Brass bands began emerging throughout Great Britain in the middle of the nineteenth century, and by the first decades of the twentieth century, England alone boasted almost 20,000 groups. For much of their first 100 years, they had to rely primarily on arrangements and transcriptions rather than original works.
Edward Elgar was among the first significant composers to write for the bands, and his first work, the majestic Severn Suite, didn't appear until 1930. BIS' collection of six attractive pieces for brass band begins with the
Elgar, and traces trends in English composition up through John Pickard's 2002 Black Castles. The German ensemble, brass partout, plays even the most fiendishly difficult pieces with polish and high energy. The group, conducted by
Hermann Bäumann, has released two previous CDs of brass music by Scandinavian and Russian composers, but in those collections, they had to rely heavily on arrangements, whereas all the works on this CD were originally conceived for brass.

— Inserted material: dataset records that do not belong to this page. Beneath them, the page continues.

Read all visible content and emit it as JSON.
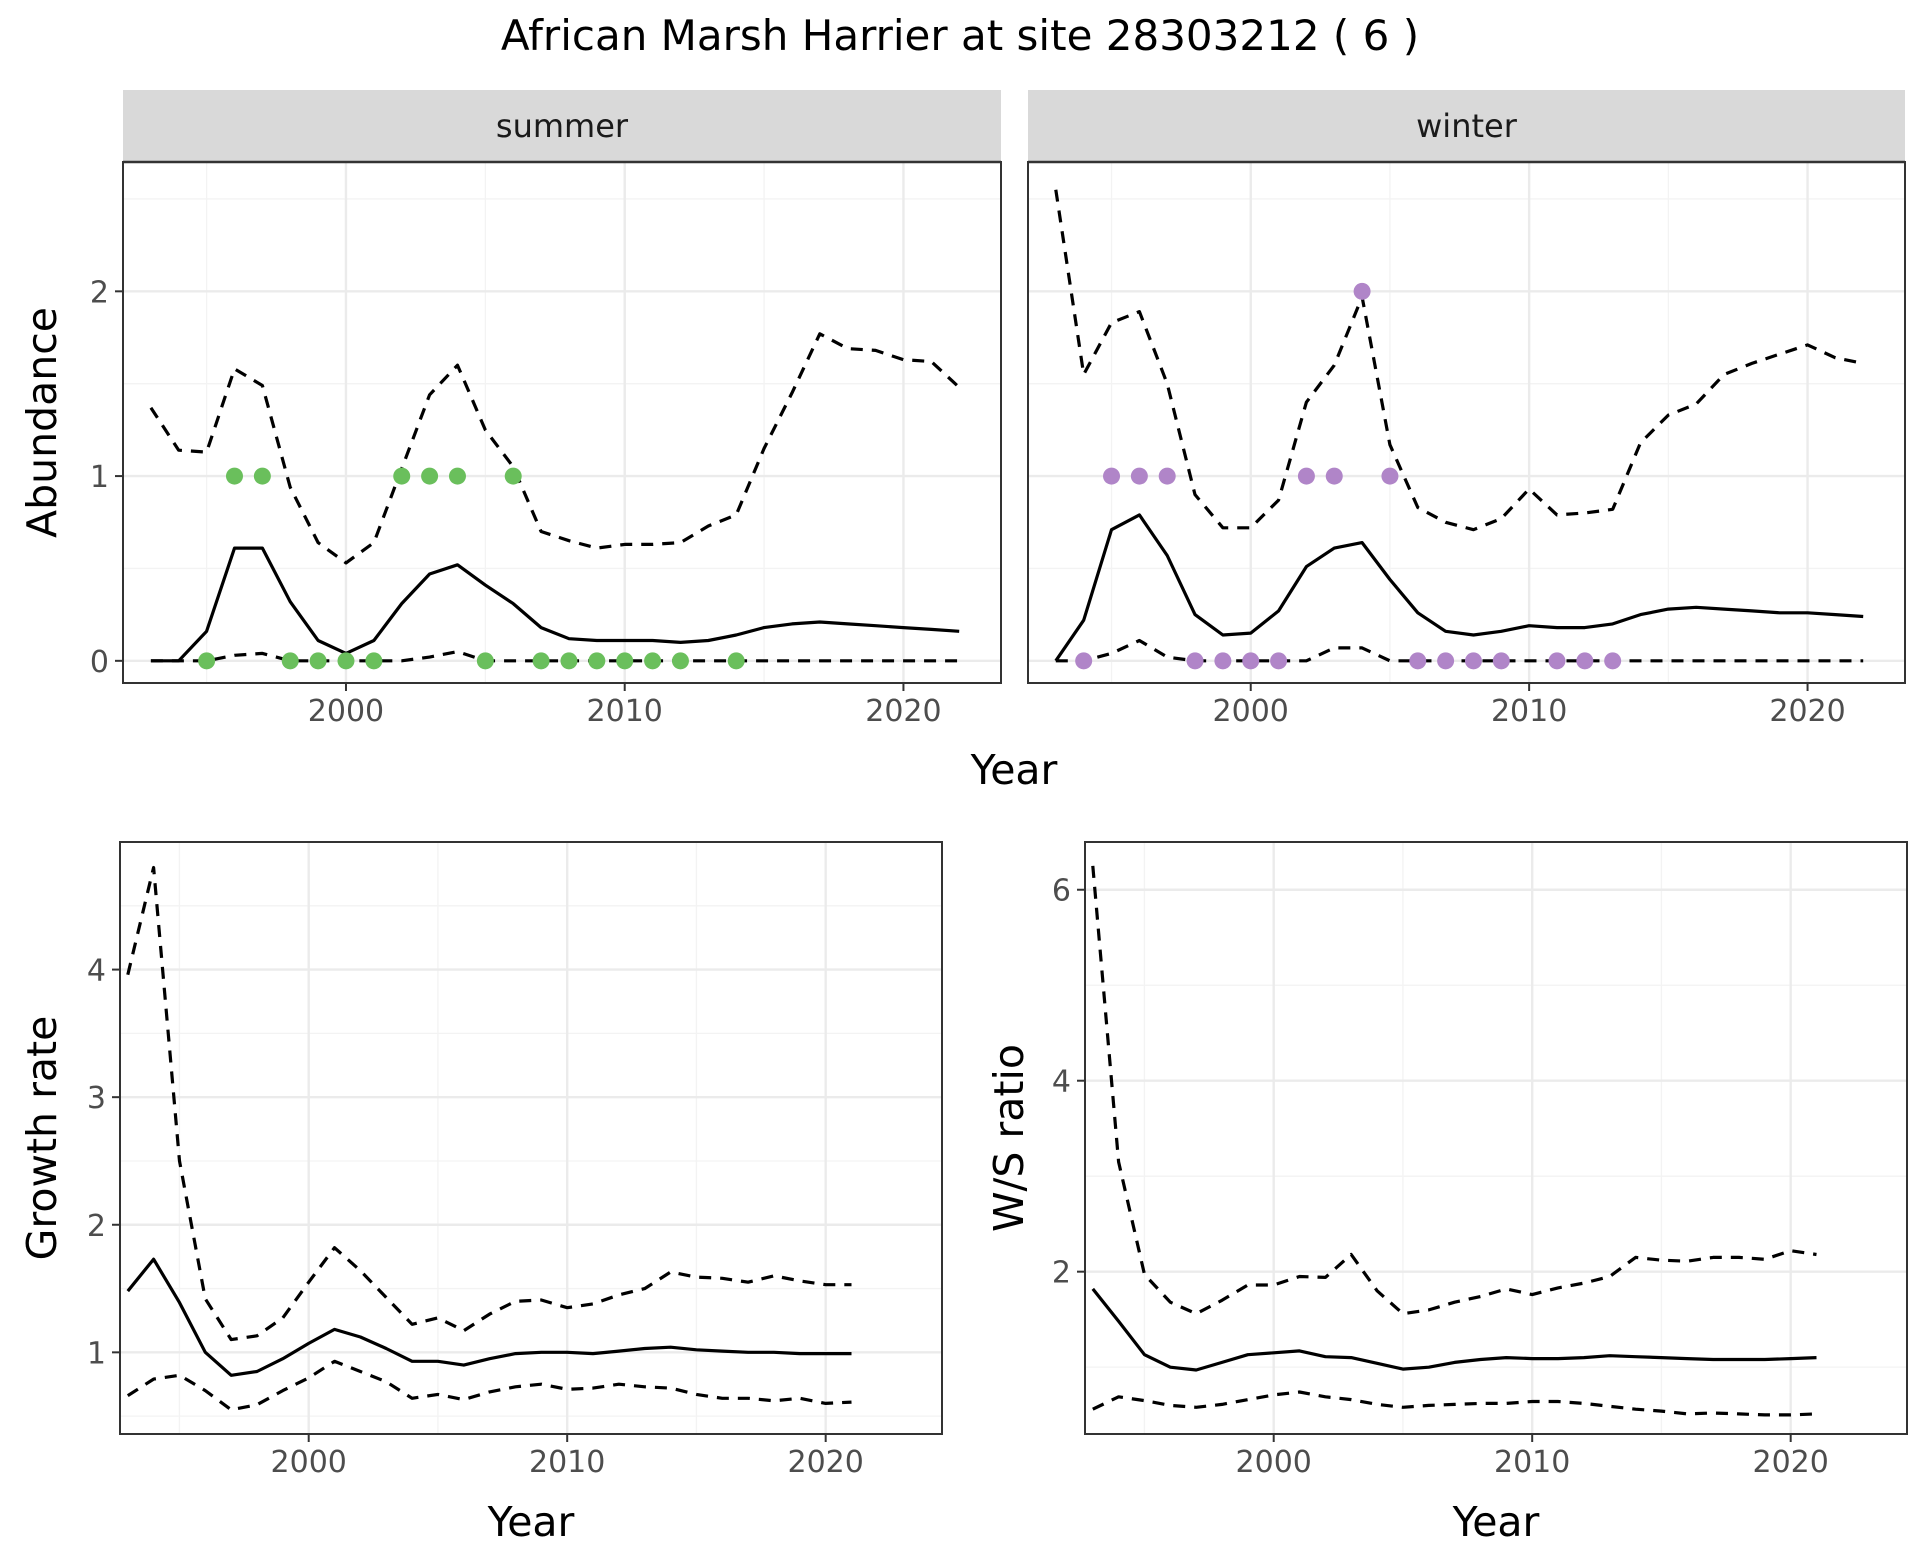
{
  "title": "African Marsh Harrier at site 28303212 ( 6 )",
  "colors": {
    "summer_points": "#6ABF5C",
    "winter_points": "#B085C8",
    "lines": "#000000"
  },
  "chart_data": [
    {
      "type": "line",
      "facet": "summer",
      "xlabel": "Year",
      "ylabel": "Abundance",
      "xlim": [
        1992,
        2023.5
      ],
      "ylim": [
        -0.12,
        2.7
      ],
      "x_ticks": [
        2000,
        2010,
        2020
      ],
      "y_ticks": [
        0,
        1,
        2
      ],
      "series": [
        {
          "style": "solid",
          "x": [
            1993,
            1994,
            1995,
            1996,
            1997,
            1998,
            1999,
            2000,
            2001,
            2002,
            2003,
            2004,
            2005,
            2006,
            2007,
            2008,
            2009,
            2010,
            2011,
            2012,
            2013,
            2014,
            2015,
            2016,
            2017,
            2018,
            2019,
            2020,
            2021,
            2022
          ],
          "y": [
            0,
            0,
            0.16,
            0.61,
            0.61,
            0.32,
            0.11,
            0.04,
            0.11,
            0.31,
            0.47,
            0.52,
            0.41,
            0.31,
            0.18,
            0.12,
            0.11,
            0.11,
            0.11,
            0.1,
            0.11,
            0.14,
            0.18,
            0.2,
            0.21,
            0.2,
            0.19,
            0.18,
            0.17,
            0.16
          ]
        },
        {
          "style": "dashed",
          "x": [
            1993,
            1994,
            1995,
            1996,
            1997,
            1998,
            1999,
            2000,
            2001,
            2002,
            2003,
            2004,
            2005,
            2006,
            2007,
            2008,
            2009,
            2010,
            2011,
            2012,
            2013,
            2014,
            2015,
            2016,
            2017,
            2018,
            2019,
            2020,
            2021,
            2022
          ],
          "y": [
            1.37,
            1.14,
            1.13,
            1.58,
            1.49,
            0.94,
            0.64,
            0.53,
            0.64,
            1.04,
            1.44,
            1.6,
            1.25,
            1.05,
            0.7,
            0.65,
            0.61,
            0.63,
            0.63,
            0.64,
            0.73,
            0.79,
            1.15,
            1.45,
            1.77,
            1.69,
            1.68,
            1.63,
            1.62,
            1.48
          ]
        },
        {
          "style": "dashed",
          "x": [
            1993,
            1994,
            1995,
            1996,
            1997,
            1998,
            1999,
            2000,
            2001,
            2002,
            2003,
            2004,
            2005,
            2006,
            2007,
            2008,
            2009,
            2010,
            2011,
            2012,
            2013,
            2014,
            2015,
            2016,
            2017,
            2018,
            2019,
            2020,
            2021,
            2022
          ],
          "y": [
            0,
            0,
            0,
            0.03,
            0.04,
            0,
            0,
            0,
            0,
            0,
            0.02,
            0.05,
            0,
            0,
            0,
            0,
            0,
            0,
            0,
            0,
            0,
            0,
            0,
            0,
            0,
            0,
            0,
            0,
            0,
            0
          ]
        }
      ],
      "points": {
        "x": [
          1995,
          1996,
          1997,
          1998,
          1999,
          2000,
          2001,
          2002,
          2003,
          2004,
          2005,
          2006,
          2007,
          2008,
          2009,
          2010,
          2011,
          2012,
          2014
        ],
        "y": [
          0,
          1,
          1,
          0,
          0,
          0,
          0,
          1,
          1,
          1,
          0,
          1,
          0,
          0,
          0,
          0,
          0,
          0,
          0
        ]
      }
    },
    {
      "type": "line",
      "facet": "winter",
      "xlabel": "Year",
      "ylabel": "",
      "xlim": [
        1992,
        2023.5
      ],
      "ylim": [
        -0.12,
        2.7
      ],
      "x_ticks": [
        2000,
        2010,
        2020
      ],
      "y_ticks": [
        0,
        1,
        2
      ],
      "series": [
        {
          "style": "solid",
          "x": [
            1993,
            1994,
            1995,
            1996,
            1997,
            1998,
            1999,
            2000,
            2001,
            2002,
            2003,
            2004,
            2005,
            2006,
            2007,
            2008,
            2009,
            2010,
            2011,
            2012,
            2013,
            2014,
            2015,
            2016,
            2017,
            2018,
            2019,
            2020,
            2021,
            2022
          ],
          "y": [
            0,
            0.22,
            0.71,
            0.79,
            0.57,
            0.25,
            0.14,
            0.15,
            0.27,
            0.51,
            0.61,
            0.64,
            0.44,
            0.26,
            0.16,
            0.14,
            0.16,
            0.19,
            0.18,
            0.18,
            0.2,
            0.25,
            0.28,
            0.29,
            0.28,
            0.27,
            0.26,
            0.26,
            0.25,
            0.24
          ]
        },
        {
          "style": "dashed",
          "x": [
            1993,
            1994,
            1995,
            1996,
            1997,
            1998,
            1999,
            2000,
            2001,
            2002,
            2003,
            2004,
            2005,
            2006,
            2007,
            2008,
            2009,
            2010,
            2011,
            2012,
            2013,
            2014,
            2015,
            2016,
            2017,
            2018,
            2019,
            2020,
            2021,
            2022
          ],
          "y": [
            2.55,
            1.55,
            1.83,
            1.89,
            1.5,
            0.9,
            0.72,
            0.72,
            0.87,
            1.4,
            1.6,
            1.97,
            1.17,
            0.83,
            0.75,
            0.71,
            0.77,
            0.93,
            0.79,
            0.8,
            0.82,
            1.18,
            1.33,
            1.39,
            1.55,
            1.61,
            1.66,
            1.71,
            1.64,
            1.61
          ]
        },
        {
          "style": "dashed",
          "x": [
            1993,
            1994,
            1995,
            1996,
            1997,
            1998,
            1999,
            2000,
            2001,
            2002,
            2003,
            2004,
            2005,
            2006,
            2007,
            2008,
            2009,
            2010,
            2011,
            2012,
            2013,
            2014,
            2015,
            2016,
            2017,
            2018,
            2019,
            2020,
            2021,
            2022
          ],
          "y": [
            0,
            0,
            0.04,
            0.11,
            0.02,
            0,
            0,
            0,
            0,
            0,
            0.07,
            0.07,
            0,
            0,
            0,
            0,
            0,
            0,
            0,
            0,
            0,
            0,
            0,
            0,
            0,
            0,
            0,
            0,
            0,
            0
          ]
        }
      ],
      "points": {
        "x": [
          1994,
          1995,
          1996,
          1997,
          1998,
          1999,
          2000,
          2001,
          2002,
          2003,
          2004,
          2005,
          2006,
          2007,
          2008,
          2009,
          2011,
          2012,
          2013
        ],
        "y": [
          0,
          1,
          1,
          1,
          0,
          0,
          0,
          0,
          1,
          1,
          2,
          1,
          0,
          0,
          0,
          0,
          0,
          0,
          0
        ]
      }
    },
    {
      "type": "line",
      "xlabel": "Year",
      "ylabel": "Growth rate",
      "xlim": [
        1992.7,
        2024.5
      ],
      "ylim": [
        0.36,
        5.0
      ],
      "x_ticks": [
        2000,
        2010,
        2020
      ],
      "y_ticks": [
        1,
        2,
        3,
        4
      ],
      "series": [
        {
          "style": "solid",
          "x": [
            1993,
            1994,
            1995,
            1996,
            1997,
            1998,
            1999,
            2000,
            2001,
            2002,
            2003,
            2004,
            2005,
            2006,
            2007,
            2008,
            2009,
            2010,
            2011,
            2012,
            2013,
            2014,
            2015,
            2016,
            2017,
            2018,
            2019,
            2020,
            2021
          ],
          "y": [
            1.48,
            1.73,
            1.39,
            1.0,
            0.82,
            0.85,
            0.95,
            1.07,
            1.18,
            1.12,
            1.03,
            0.93,
            0.93,
            0.9,
            0.95,
            0.99,
            1.0,
            1.0,
            0.99,
            1.01,
            1.03,
            1.04,
            1.02,
            1.01,
            1.0,
            1.0,
            0.99,
            0.99,
            0.99
          ]
        },
        {
          "style": "dashed",
          "x": [
            1993,
            1994,
            1995,
            1996,
            1997,
            1998,
            1999,
            2000,
            2001,
            2002,
            2003,
            2004,
            2005,
            2006,
            2007,
            2008,
            2009,
            2010,
            2011,
            2012,
            2013,
            2014,
            2015,
            2016,
            2017,
            2018,
            2019,
            2020,
            2021
          ],
          "y": [
            3.96,
            4.8,
            2.5,
            1.42,
            1.1,
            1.13,
            1.27,
            1.55,
            1.82,
            1.64,
            1.43,
            1.22,
            1.27,
            1.17,
            1.3,
            1.4,
            1.41,
            1.35,
            1.38,
            1.45,
            1.5,
            1.63,
            1.59,
            1.58,
            1.55,
            1.6,
            1.56,
            1.53,
            1.53
          ]
        },
        {
          "style": "dashed",
          "x": [
            1993,
            1994,
            1995,
            1996,
            1997,
            1998,
            1999,
            2000,
            2001,
            2002,
            2003,
            2004,
            2005,
            2006,
            2007,
            2008,
            2009,
            2010,
            2011,
            2012,
            2013,
            2014,
            2015,
            2016,
            2017,
            2018,
            2019,
            2020,
            2021
          ],
          "y": [
            0.66,
            0.79,
            0.82,
            0.7,
            0.55,
            0.59,
            0.7,
            0.8,
            0.93,
            0.85,
            0.77,
            0.64,
            0.67,
            0.63,
            0.69,
            0.73,
            0.75,
            0.71,
            0.72,
            0.75,
            0.73,
            0.72,
            0.67,
            0.64,
            0.64,
            0.62,
            0.64,
            0.6,
            0.61
          ]
        }
      ]
    },
    {
      "type": "line",
      "xlabel": "Year",
      "ylabel": "W/S ratio",
      "xlim": [
        1992.7,
        2024.5
      ],
      "ylim": [
        0.3,
        6.5
      ],
      "x_ticks": [
        2000,
        2010,
        2020
      ],
      "y_ticks": [
        2,
        4,
        6
      ],
      "series": [
        {
          "style": "solid",
          "x": [
            1993,
            1994,
            1995,
            1996,
            1997,
            1998,
            1999,
            2000,
            2001,
            2002,
            2003,
            2004,
            2005,
            2006,
            2007,
            2008,
            2009,
            2010,
            2011,
            2012,
            2013,
            2014,
            2015,
            2016,
            2017,
            2018,
            2019,
            2020,
            2021
          ],
          "y": [
            1.82,
            1.48,
            1.13,
            1.0,
            0.97,
            1.05,
            1.13,
            1.15,
            1.17,
            1.11,
            1.1,
            1.04,
            0.98,
            1.0,
            1.05,
            1.08,
            1.1,
            1.09,
            1.09,
            1.1,
            1.12,
            1.11,
            1.1,
            1.09,
            1.08,
            1.08,
            1.08,
            1.09,
            1.1
          ]
        },
        {
          "style": "dashed",
          "x": [
            1993,
            1994,
            1995,
            1996,
            1997,
            1998,
            1999,
            2000,
            2001,
            2002,
            2003,
            2004,
            2005,
            2006,
            2007,
            2008,
            2009,
            2010,
            2011,
            2012,
            2013,
            2014,
            2015,
            2016,
            2017,
            2018,
            2019,
            2020,
            2021
          ],
          "y": [
            6.25,
            3.15,
            1.97,
            1.68,
            1.56,
            1.7,
            1.86,
            1.86,
            1.95,
            1.94,
            2.18,
            1.8,
            1.56,
            1.6,
            1.68,
            1.74,
            1.82,
            1.76,
            1.83,
            1.88,
            1.95,
            2.15,
            2.12,
            2.11,
            2.15,
            2.15,
            2.13,
            2.22,
            2.18
          ]
        },
        {
          "style": "dashed",
          "x": [
            1993,
            1994,
            1995,
            1996,
            1997,
            1998,
            1999,
            2000,
            2001,
            2002,
            2003,
            2004,
            2005,
            2006,
            2007,
            2008,
            2009,
            2010,
            2011,
            2012,
            2013,
            2014,
            2015,
            2016,
            2017,
            2018,
            2019,
            2020,
            2021
          ],
          "y": [
            0.56,
            0.69,
            0.65,
            0.6,
            0.58,
            0.61,
            0.66,
            0.71,
            0.74,
            0.69,
            0.66,
            0.61,
            0.58,
            0.6,
            0.61,
            0.62,
            0.62,
            0.64,
            0.64,
            0.62,
            0.59,
            0.56,
            0.54,
            0.51,
            0.52,
            0.51,
            0.5,
            0.5,
            0.51
          ]
        }
      ]
    }
  ]
}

Arthur Butterworth's 1972 Triton Suite is a spiritual descendant of
Vaughan Williams' music at its hale and heartiest. The five movements of William and Mary, by Derek Bourgeois, depict crucial moments in the lives of the monarchs, and while sounding thoroughly modern, suggest the era through the subtle use of archaisms.

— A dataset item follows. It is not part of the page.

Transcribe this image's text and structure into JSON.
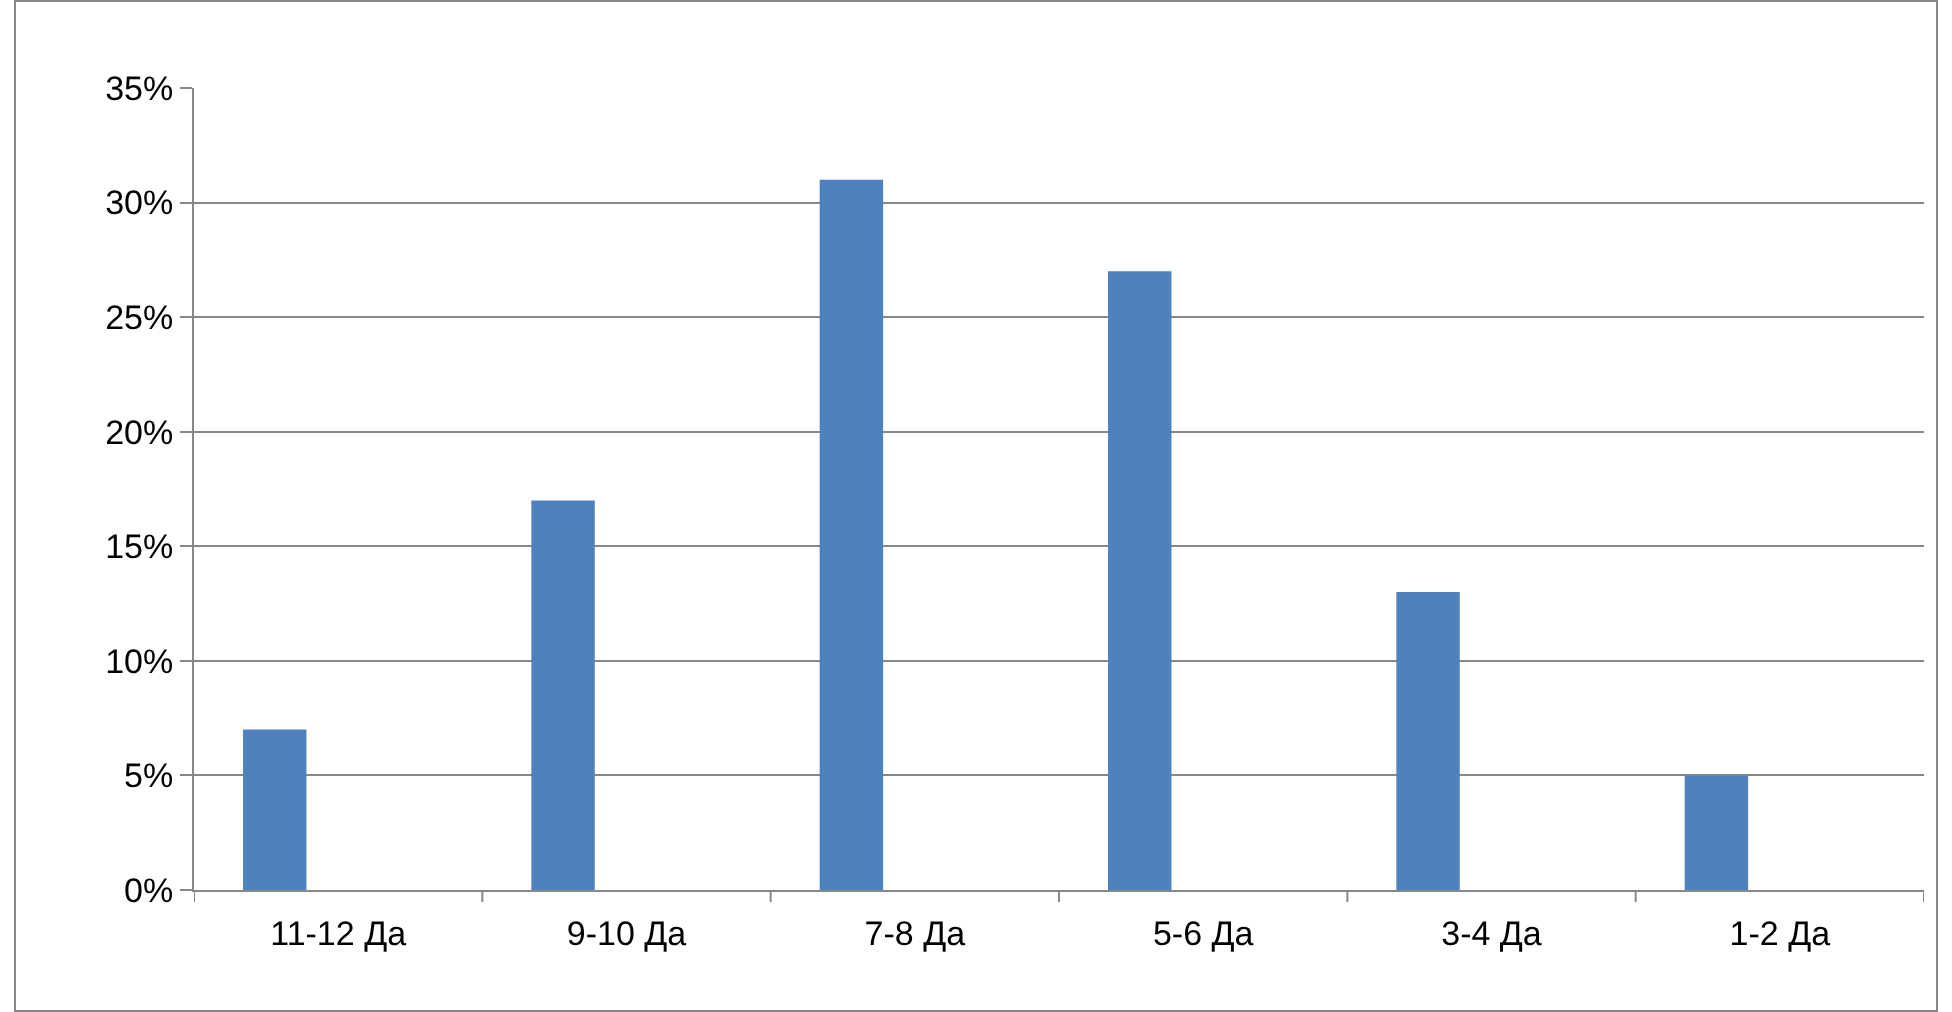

John Tavener's Trisagion, originally written for the
Philip Jones Brass Quartet, which ultimately rejected it as unplayable, remains a virtuosic tour de force in this arrangement for 10 players. John Pickard's Black Castles is the most musically sophisticated and satisfying piece on the album. The title refers to a field of huge geological structures in northern Iceland created by the upheavals of lava flows. The music aptly embodies the stark monumentality of that landscape, and Pickard's masterful orchestration creates strikingly original and unusual sonorities, both powerful and delicate. BIS' sound is clear, but a little distant, perhaps to keep the loud sections from blasting out speakers.